I ran into the below today on reddit. My question is, are these trials as legitmate as they sound? Are there equally significant tests with different results that these need to be contrasted with? And finally, are the tests missing the mark--basically, are proponents of the treatment making a claim other than what is being tested here? I ask these questions because I want to avoid conclusion-shopping. I'm trying to think of every reason that the below could be misleading.
(bolding is the redditor's)Some guy on the Internet wrote: Hydroxychloroquine with or without Azithromycin in Mild-to-Moderate Covid-19
Among patients hospitalized with mild-to-moderate Covid-19, the use of hydroxychloroquine, alone or with azithromycin, did not improve clinical status at 15 days as compared with standard care.
A Randomized Trial of Hydroxychloroquine as Postexposure Prophylaxis for Covid-19
After high-risk or moderate-risk exposure to Covid-19, hydroxychloroquine did not prevent illness compatible with Covid-19 or confirmed infection when used as postexposure prophylaxis within 4 days after exposure.
Hydroxychloroquine in patients with mainly mild to moderate coronavirus disease 2019: open label, randomised controlled trial
Administration of hydroxychloroquine did not result in a significantly higher probability of negative conversion than standard of care alone in patients admitted to hospital with mainly persistent mild to moderate covid-19. Adverse events were higher in hydroxychloroquine recipients than in non-recipients.
A Cluster-Randomized Trial of Hydroxychloroquine as Prevention of Covid-19 Transmission and Disease
There was no significant difference in the primary outcome of PCR-confirmed, symptomatic Covid-19 disease (6.2% usual care vs. 5.7% HCQ; risk ratio 0.89 [95% confidence interval 0.54-1.46]), nor evidence of beneficial effects on prevention of SARS-CoV-2 transmission (17.8% usual care vs. 18.7% HCQ).
Hydroxychloroquine for Early Treatment of Adults with Mild Covid-19: A Randomized-Controlled Trial
No significant differences were found in the mean reduction of viral load at day 3 (-1.41 vs. -1.41 Log10 copies/mL in the control and intervention arm, respectively; difference 0.01 [95% CI -0.28;0.29]) or at day 7 (-3.37 vs. -3.44; d –0.07 [-0.44;0.29]). This treatment regimen did not reduce risk of hospitalization (7.1%, control vs. 5.9%, intervention; RR 0.75 [0.32;1.77]) nor shortened the time to complete resolution of symptoms (12 days, control vs. 10 days, intervention; p = 0.38). No relevant treatment-related AEs were reported.

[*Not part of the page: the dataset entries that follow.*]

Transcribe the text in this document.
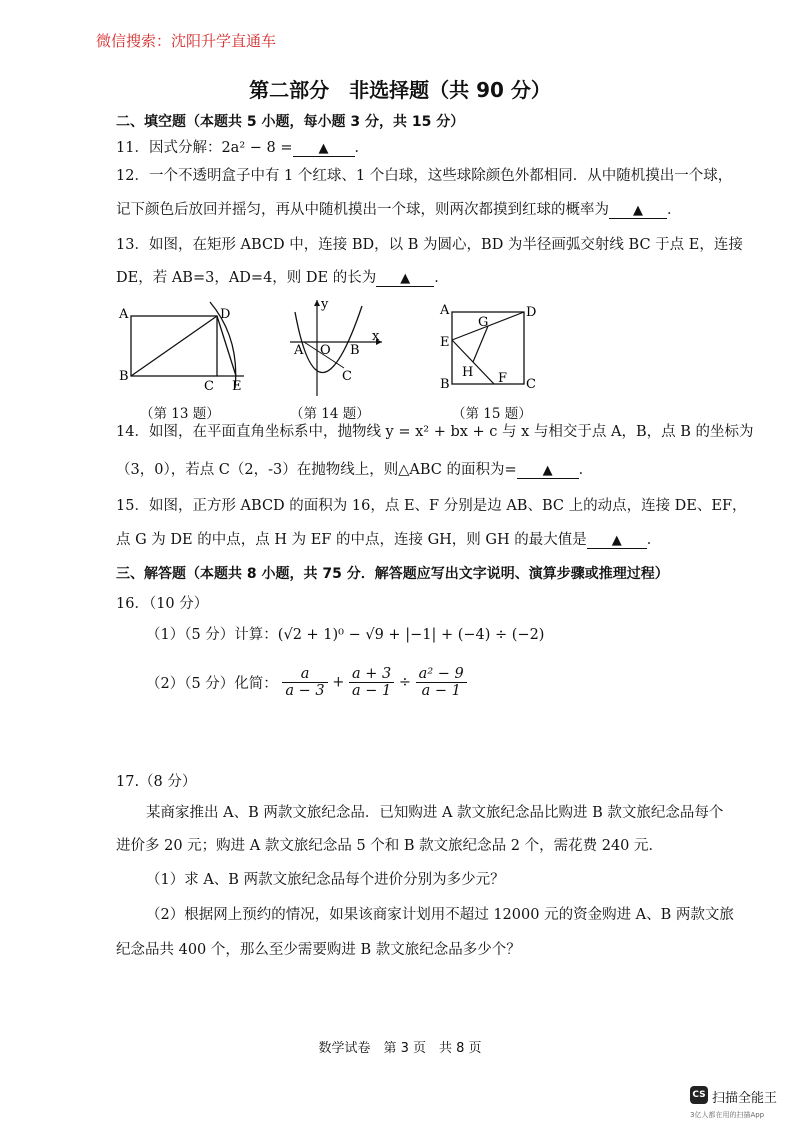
微信搜索：沈阳升学直通车
第二部分　非选择题（共 90 分）
二、填空题（本题共 5 小题，每小题 3 分，共 15 分）
11．因式分解：2a² − 8 = ▲ ．
12．一个不透明盒子中有 1 个红球、1 个白球，这些球除颜色外都相同．从中随机摸出一个球，
记下颜色后放回并摇匀，再从中随机摸出一个球，则两次都摸到红球的概率为 ▲ ．
13．如图，在矩形 ABCD 中，连接 BD，以 B 为圆心，BD 为半径画弧交射线 BC 于点 E，连接
DE，若 AB=3，AD=4，则 DE 的长为 ▲ ．
A
B
D
C E
A O B
C
x
y	A
E
B
D
C
G
H F
（第 13 题）	（第 14 题）	（第 15 题）
14．如图，在平面直角坐标系中，抛物线 y = x² + bx + c 与 x 与相交于点 A，B，点 B 的坐标为
（3，0），若点 C（2，-3）在抛物线上，则△ABC 的面积为= ▲ ．
15．如图，正方形 ABCD 的面积为 16，点 E、F 分别是边 AB、BC 上的动点，连接 DE、EF，
点 G 为 DE 的中点，点 H 为 EF 的中点，连接 GH，则 GH 的最大值是 ▲ ．
三、解答题（本题共 8 小题，共 75 分．解答题应写出文字说明、演算步骤或推理过程）
16．（10 分）
（1）（5 分）计算：(√2 + 1)⁰ − √9 + |−1| + (−4) ÷ (−2)
（2）（5 分）化简： $\frac{a}{a - 3} + \frac{a + 3}{a - 1} \div \frac{\text{a² − 9}}{a - 1}$
17.（8 分）
某商家推出 A、B 两款文旅纪念品．已知购进 A 款文旅纪念品比购进 B 款文旅纪念品每个
进价多 20 元；购进 A 款文旅纪念品 5 个和 B 款文旅纪念品 2 个，需花费 240 元．
（1）求 A、B 两款文旅纪念品每个进价分别为多少元？
（2）根据网上预约的情况，如果该商家计划用不超过 12000 元的资金购进 A、B 两款文旅
纪念品共 400 个，那么至少需要购进 B 款文旅纪念品多少个？
数学试卷　第 3 页　共 8 页
CS 扫描全能王
3亿人都在用的扫描App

Hydroxychloroquine in Nonhospitalized Adults With Early COVID-19: A Randomized Trial
Of 491 patients randomly assigned to a group, 423 contributed primary end point data. Of these, 341 (81%) had laboratory-confirmed infection with severe acute respiratory syndrome coronavirus 2 (SARS-CoV-2) or epidemiologically linked exposure to a person with laboratory-confirmed infection; 56% (236 of 423) were enrolled within 1 day of symptoms starting. Change in symptom severity over 14 days did not differ between the hydroxychloroquine and placebo groups (difference in symptom severity: relative, 12%; absolute, −0.27 points [95% CI, −0.61 to 0.07 points]; P = 0.117). At 14 days, 24% (49 of 201) of participants receiving hydroxychloroquine had ongoing symptoms compared with 30% (59 of 194) receiving placebo (P = 0.21). Medication adverse effects occurred in 43% (92 of 212) of participants receiving hydroxychloroquine versus 22% (46 of 211) receiving placebo (P < 0.001). With placebo, 10 hospitalizations occurred (2 non–COVID-19–related), including 1 hospitalized death. With hydroxychloroquine, 4 hospitalizations occurred plus 1 nonhospitalized death (P = 0.29).

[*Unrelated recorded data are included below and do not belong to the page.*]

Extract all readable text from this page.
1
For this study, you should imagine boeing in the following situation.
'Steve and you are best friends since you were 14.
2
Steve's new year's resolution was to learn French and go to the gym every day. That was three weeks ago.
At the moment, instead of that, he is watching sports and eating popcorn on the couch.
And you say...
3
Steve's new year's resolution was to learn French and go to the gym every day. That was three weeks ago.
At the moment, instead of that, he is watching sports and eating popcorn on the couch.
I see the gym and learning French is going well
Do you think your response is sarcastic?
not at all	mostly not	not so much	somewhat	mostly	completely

Effect of Hydroxychloroquine in Hospitalized Patients with COVID-19: Preliminary results from a multi-centre, randomized, controlled trial.
Conclusions: In patients hospitalized with COVID-19, hydroxychloroquine was not associated with reductions in 28-day mortality but was associated with an increased length of hospital stay and increased risk of progressing to invasive mechanical ventilation or death.
RCTs almost perfectly control for variation between the tested groups. The only difference between the 2 groups in a good RCT is the treatment. Unlike observational studies that have unmeasured/unobserved confounding factors between the groups. It's why RCTs are the gold standard in research.